You don’t need fancy AI or text analytics to start examining open ended comments, though it can help once you’re scaling.

Begin by reading through a sample (50 to 100) of the open-ended comments and identify common themes such as:

  • Service issues
  • Product quality
  • Value for money
  • Digital experience

Practical example: A retail chain noticed that 80% of Detractors mentioned “slow returns” as a key theme. Their NPS was fine overall but if they hadn’t coded the comments, they wouldn’t have spotted how much the returns process was hurting loyalty.

Next, break down your themes by:

  • Region or store
  • Product category
  • New vs. repeat customers

The best insights happen when you cross themes with segments.

Use Driver Analysis to Find What Really Matters

Another way to get to the “why” is to look at the relationships in your data statistically.

Driver analysis is just a fancy way to say: run a regression or bivariate correlation with NPS as the dependent variable and your key experience attributes (e.g., ease of doing business, product quality, speed of service) as the independent variables. Those with the highest beta coefficients or correlations are “drivers” of NPS.

Practical example: One B2B SaaS company assumed “price” was their biggest loyalty driver because people mentioned it often in open ends. But when we did a driver analysis, we found “implementation support” had a stronger statistical link to NPS. So, they invested in training their customer success teams and their score moved.

The point: what people say and what moves the needle aren’t always the same. Use both to prioritize what to fix.

Make Insights Actionable

  • Share clear summaries: “Here are the top 3 themes hurting our NPS this quarter.”
  • Tie feedback to ownership: “This theme is linked to our onboarding team, here’s how we’ll address it.”
  • Re-measure: fix root causes, then track how your NPS changes. Show the link between action and impact.

Practical example: A regional bank analyzed Detractor feedback about branch wait times being too long. They piloted extra weekend staff in the worst scoring locations and then watched branch-level NPS go up by 12 points. Small insight, big impact.

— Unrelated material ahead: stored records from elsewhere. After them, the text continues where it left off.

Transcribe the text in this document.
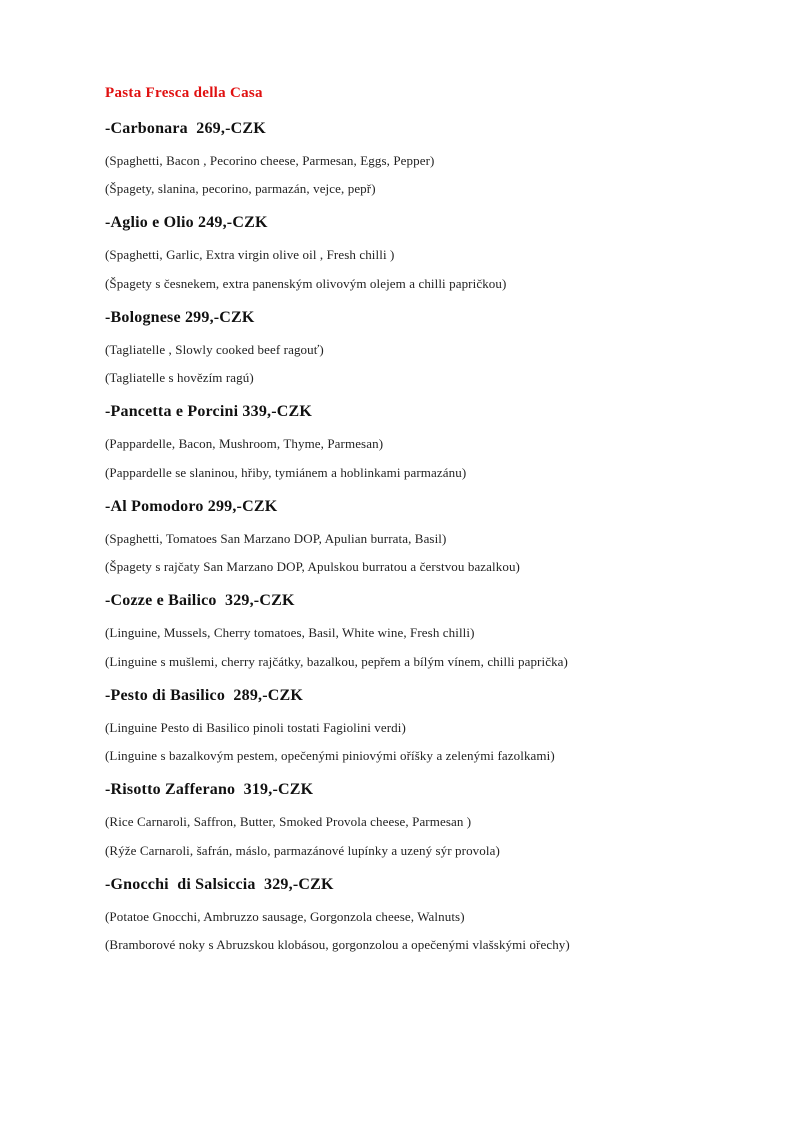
Pasta Fresca della Casa
-Carbonara  269,-CZK

(Spaghetti, Bacon , Pecorino cheese, Parmesan, Eggs, Pepper)

(Špagety, slanina, pecorino, parmazán, vejce, pepř)

-Aglio e Olio 249,-CZK

(Spaghetti, Garlic, Extra virgin olive oil , Fresh chilli )

(Špagety s česnekem, extra panenským olivovým olejem a chilli papričkou)

-Bolognese 299,-CZK

(Tagliatelle , Slowly cooked beef ragouť)

(Tagliatelle s hovězím ragú)

-Pancetta e Porcini 339,-CZK

(Pappardelle, Bacon, Mushroom, Thyme, Parmesan)

(Pappardelle se slaninou, hřiby, tymiánem a hoblinkami parmazánu)

-Al Pomodoro 299,-CZK

(Spaghetti, Tomatoes San Marzano DOP, Apulian burrata, Basil)

(Špagety s rajčaty San Marzano DOP, Apulskou burratou a čerstvou bazalkou)

-Cozze e Bailico  329,-CZK

(Linguine, Mussels, Cherry tomatoes, Basil, White wine, Fresh chilli)

(Linguine s mušlemi, cherry rajčátky, bazalkou, pepřem a bílým vínem, chilli paprička)

-Pesto di Basilico  289,-CZK

(Linguine Pesto di Basilico pinoli tostati Fagiolini verdi)

(Linguine s bazalkovým pestem, opečenými piniovými oříšky a zelenými fazolkami)

-Risotto Zafferano  319,-CZK

(Rice Carnaroli, Saffron, Butter, Smoked Provola cheese, Parmesan )

(Rýže Carnaroli, šafrán, máslo, parmazánové lupínky a uzený sýr provola)

-Gnocchi  di Salsiccia  329,-CZK

(Potatoe Gnocchi, Ambruzzo sausage, Gorgonzola cheese, Walnuts)

(Bramborové noky s Abruzskou klobásou, gorgonzolou a opečenými vlašskými ořechy)
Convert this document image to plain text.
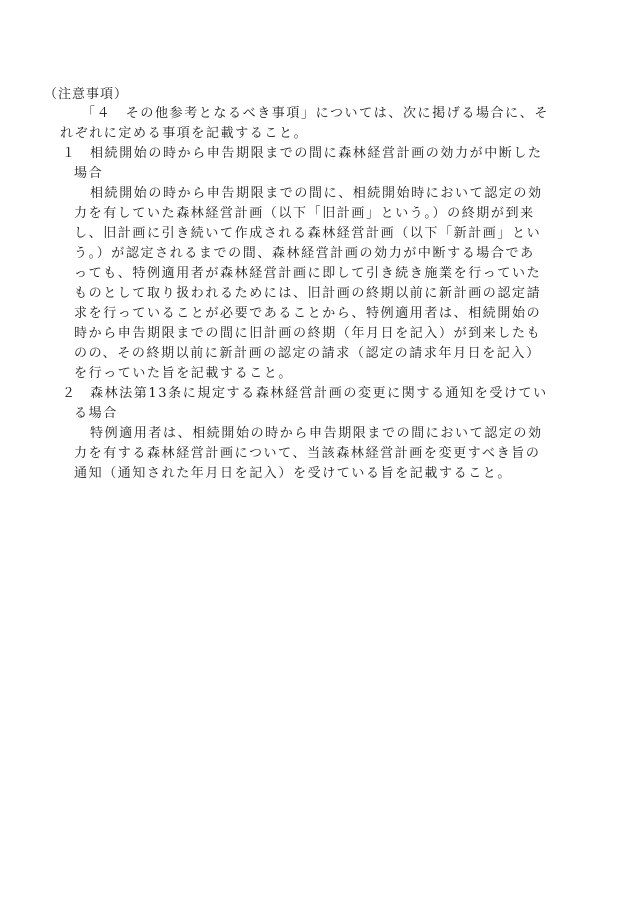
（注意事項）
「４　その他参考となるべき事項」については、次に掲げる場合に、そ
れぞれに定める事項を記載すること。
１ 相続開始の時から申告期限までの間に森林経営計画の効力が中断した
場合
相続開始の時から申告期限までの間に、相続開始時において認定の効
力を有していた森林経営計画（以下「旧計画」という。）の終期が到来
し、旧計画に引き続いて作成される森林経営計画（以下「新計画」とい
う。）が認定されるまでの間、森林経営計画の効力が中断する場合であ
っても、特例適用者が森林経営計画に即して引き続き施業を行っていた
ものとして取り扱われるためには、旧計画の終期以前に新計画の認定請
求を行っていることが必要であることから、特例適用者は、相続開始の
時から申告期限までの間に旧計画の終期（年月日を記入）が到来したも
のの、その終期以前に新計画の認定の請求（認定の請求年月日を記入）
を行っていた旨を記載すること。
２ 森林法第13条に規定する森林経営計画の変更に関する通知を受けてい
る場合
特例適用者は、相続開始の時から申告期限までの間において認定の効
力を有する森林経営計画について、当該森林経営計画を変更すべき旨の
通知（通知された年月日を記入）を受けている旨を記載すること。
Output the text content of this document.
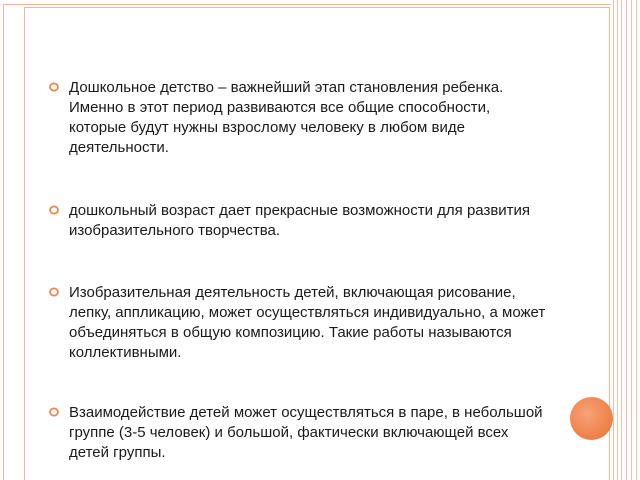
Дошкольное детство – важнейший этап становления ребенка. Именно в этот период развиваются все общие способности, которые будут нужны взрослому человеку в любом виде деятельности.
дошкольный возраст дает прекрасные возможности для развития изобразительного творчества.
Изобразительная деятельность детей, включающая рисование, лепку, аппликацию, может осуществляться индивидуально, а может объединяться в общую композицию. Такие работы называются коллективными.
Взаимодействие детей может осуществляться в паре, в небольшой группе (3-5 человек) и большой, фактически включающей всех детей группы.
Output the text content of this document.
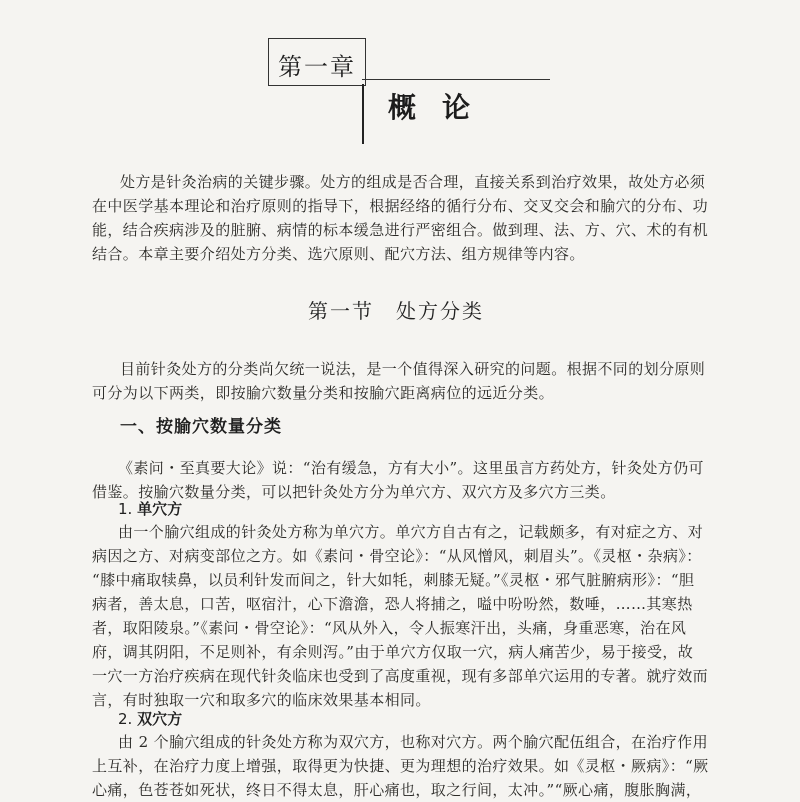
第一章
概论
处方是针灸治病的关键步骤。处方的组成是否合理，直接关系到治疗效果，故处方必须
在中医学基本理论和治疗原则的指导下，根据经络的循行分布、交叉交会和腧穴的分布、功
能，结合疾病涉及的脏腑、病情的标本缓急进行严密组合。做到理、法、方、穴、术的有机
结合。本章主要介绍处方分类、选穴原则、配穴方法、组方规律等内容。
第一节　处方分类
目前针灸处方的分类尚欠统一说法，是一个值得深入研究的问题。根据不同的划分原则
可分为以下两类，即按腧穴数量分类和按腧穴距离病位的远近分类。
一、按腧穴数量分类
《素问・至真要大论》说：“治有缓急，方有大小”。这里虽言方药处方，针灸处方仍可
借鉴。按腧穴数量分类，可以把针灸处方分为单穴方、双穴方及多穴方三类。
1. 单穴方
由一个腧穴组成的针灸处方称为单穴方。单穴方自古有之，记载颇多，有对症之方、对
病因之方、对病变部位之方。如《素问・骨空论》：“从风憎风，刺眉头”。《灵枢・杂病》：
“膝中痛取犊鼻，以员利针发而间之，针大如牦，刺膝无疑。”《灵枢・邪气脏腑病形》：“胆
病者，善太息，口苦，呕宿汁，心下澹澹，恐人将捕之，嗌中吩吩然，数唾，……其寒热
者，取阳陵泉。”《素问・骨空论》：“风从外入，令人振寒汗出，头痛，身重恶寒，治在风
府，调其阴阳，不足则补，有余则泻。”由于单穴方仅取一穴，病人痛苦少，易于接受，故
一穴一方治疗疾病在现代针灸临床也受到了高度重视，现有多部单穴运用的专著。就疗效而
言，有时独取一穴和取多穴的临床效果基本相同。
2. 双穴方
由 2 个腧穴组成的针灸处方称为双穴方，也称对穴方。两个腧穴配伍组合，在治疗作用
上互补，在治疗力度上增强，取得更为快捷、更为理想的治疗效果。如《灵枢・厥病》：“厥
心痛，色苍苍如死状，终日不得太息，肝心痛也，取之行间，太冲。”“厥心痛，腹胀胸满，
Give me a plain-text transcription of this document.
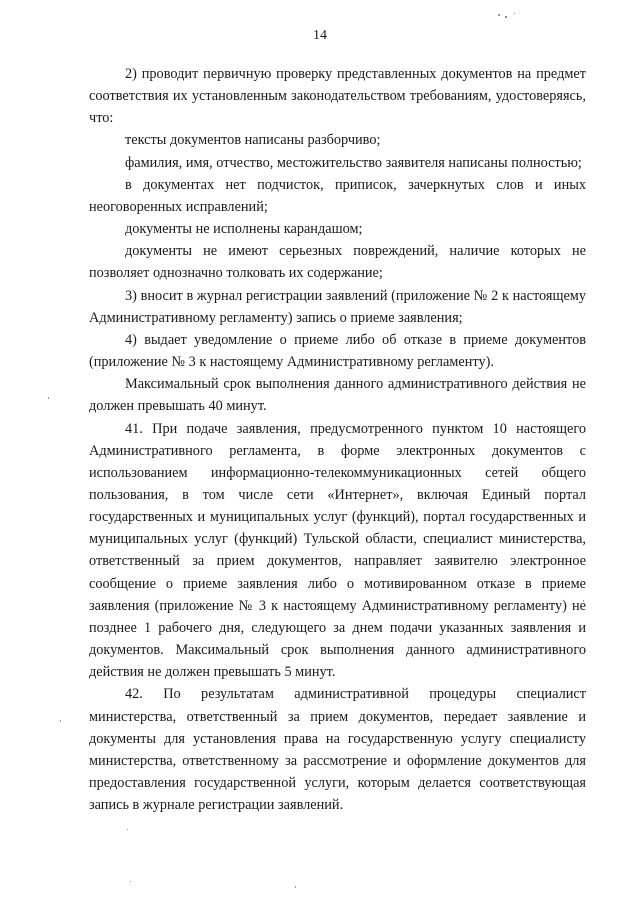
14

2) проводит первичную проверку представленных документов на предмет соответствия их установленным законодательством требованиям, удостоверяясь, что:

тексты документов написаны разборчиво;

фамилия, имя, отчество, местожительство заявителя написаны полностью;

в документах нет подчисток, приписок, зачеркнутых слов и иных неоговоренных исправлений;

документы не исполнены карандашом;

документы не имеют серьезных повреждений, наличие которых не позволяет однозначно толковать их содержание;

3) вносит в журнал регистрации заявлений (приложение № 2 к настоящему Административному регламенту) запись о приеме заявления;

4) выдает уведомление о приеме либо об отказе в приеме документов (приложение № 3 к настоящему Административному регламенту).

Максимальный срок выполнения данного административного действия не должен превышать 40 минут.

41. При подаче заявления, предусмотренного пунктом 10 настоящего Административного регламента, в форме электронных документов с использованием информационно-телекоммуникационных сетей общего пользования, в том числе сети «Интернет», включая Единый портал государственных и муниципальных услуг (функций), портал государственных и муниципальных услуг (функций) Тульской области, специалист министерства, ответственный за прием документов, направляет заявителю электронное сообщение о приеме заявления либо о мотивированном отказе в приеме заявления (приложение № 3 к настоящему Административному регламенту) не позднее 1 рабочего дня, следующего за днем подачи указанных заявления и документов. Максимальный срок выполнения данного административного действия не должен превышать 5 минут.

42. По результатам административной процедуры специалист министерства, ответственный за прием документов, передает заявление и документы для установления права на государственную услугу специалисту министерства, ответственному за рассмотрение и оформление документов для предоставления государственной услуги, которым делается соответствующая запись в журнале регистрации заявлений.
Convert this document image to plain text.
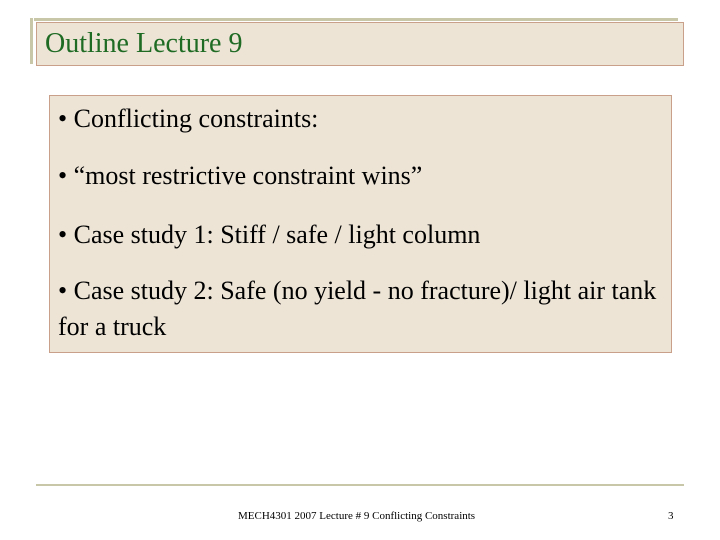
Outline Lecture 9
• Conflicting constraints:
• “most restrictive constraint wins”
• Case study 1: Stiff / safe / light column
• Case study 2: Safe (no yield - no fracture)/ light air tank for a truck
MECH4301 2007 Lecture # 9 Conflicting Constraints	3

Checklist: Moving from NPS Score to Actionable Insights

Before you move to the next level, ask yourself:

  • Are we branching our open-ended questions for better context?
  • Do we regularly code and analyze verbatim comments for themes?
  • Do we look at segments (product, region, customer type) to spot patterns?
  • Do we run driver analysis to find what really impacts NPS and customer loyalty?
  • Are these insights shared with the people who can act on them?